Inconvénients : la gratuité totale disparaît – tous les utilisateurs ne sont pas prêts ou en mesure de payer. Ce modèle peut limiter l’accès pour une partie du public ou créer un internet à deux vitesses. D’après l’étude de la CNIL précitée, seule une minorité de personnes est prête à payer pour des services aujourd’hui gratuits (par ex. ~25 % pour les réseaux sociaux), et souvent à condition que le prix reste modique (<5 €/mois dans la plupart des cas). Un tel modèle assure la confidentialité, mais pose la question de l’inclusion numérique (risque d’exclure ceux qui refusent ou ne peuvent pas payer). De plus, passer d’un financement publicitaire de masse à des abonnements pourrait réduire fortement l’audience d’un service, et donc son attractivité ou son impact.

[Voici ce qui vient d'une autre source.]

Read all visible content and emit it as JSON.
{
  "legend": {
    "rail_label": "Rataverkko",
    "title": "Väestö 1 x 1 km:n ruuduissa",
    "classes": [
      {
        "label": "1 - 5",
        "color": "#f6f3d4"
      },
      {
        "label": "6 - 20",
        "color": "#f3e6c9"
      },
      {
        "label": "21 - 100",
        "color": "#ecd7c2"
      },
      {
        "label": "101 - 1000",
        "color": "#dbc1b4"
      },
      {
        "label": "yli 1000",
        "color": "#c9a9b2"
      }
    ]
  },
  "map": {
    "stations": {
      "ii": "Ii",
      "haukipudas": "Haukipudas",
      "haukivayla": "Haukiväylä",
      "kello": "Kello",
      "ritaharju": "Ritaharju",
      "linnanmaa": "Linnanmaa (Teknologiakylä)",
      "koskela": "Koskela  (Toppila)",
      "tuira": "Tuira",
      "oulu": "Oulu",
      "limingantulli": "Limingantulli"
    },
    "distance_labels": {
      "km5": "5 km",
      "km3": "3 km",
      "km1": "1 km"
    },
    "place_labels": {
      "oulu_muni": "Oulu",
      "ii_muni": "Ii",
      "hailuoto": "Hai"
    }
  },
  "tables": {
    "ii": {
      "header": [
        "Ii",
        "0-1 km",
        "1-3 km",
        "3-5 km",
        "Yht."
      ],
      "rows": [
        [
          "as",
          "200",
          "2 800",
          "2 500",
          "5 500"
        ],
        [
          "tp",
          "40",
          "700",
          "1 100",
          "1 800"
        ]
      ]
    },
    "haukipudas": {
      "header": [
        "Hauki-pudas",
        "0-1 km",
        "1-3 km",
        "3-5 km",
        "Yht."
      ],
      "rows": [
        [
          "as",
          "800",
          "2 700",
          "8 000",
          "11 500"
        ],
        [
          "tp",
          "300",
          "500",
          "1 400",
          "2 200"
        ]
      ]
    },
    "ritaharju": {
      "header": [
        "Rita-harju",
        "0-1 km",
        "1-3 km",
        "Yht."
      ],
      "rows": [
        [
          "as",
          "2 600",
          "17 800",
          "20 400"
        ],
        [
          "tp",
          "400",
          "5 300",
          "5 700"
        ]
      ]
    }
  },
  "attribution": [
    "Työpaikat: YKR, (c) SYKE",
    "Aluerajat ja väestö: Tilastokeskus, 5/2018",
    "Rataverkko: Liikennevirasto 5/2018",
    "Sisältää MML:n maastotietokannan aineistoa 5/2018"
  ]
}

🪧 Publicité non personnalisée / contextuelle
Plutôt que de cibler les individus en fonction de leur profil, la publicité peut être diffusée de façon contextuelle, c’est-à-dire liée au contenu consulté ou au contexte général (par exemple, tous les visiteurs d’une page recevront la même pub, sans profilage comportemental).
Avantages : Ce modèle respecte bien mieux la vie privée : plus besoin de suivre l’utilisateur d’un site à l’autre, ni de stocker des profils détaillés. Il est conforme aux exigences réglementaires récentes (e.g. fin des cookies tiers) et évite le rejet des utilisateurs lassés d’être traqués.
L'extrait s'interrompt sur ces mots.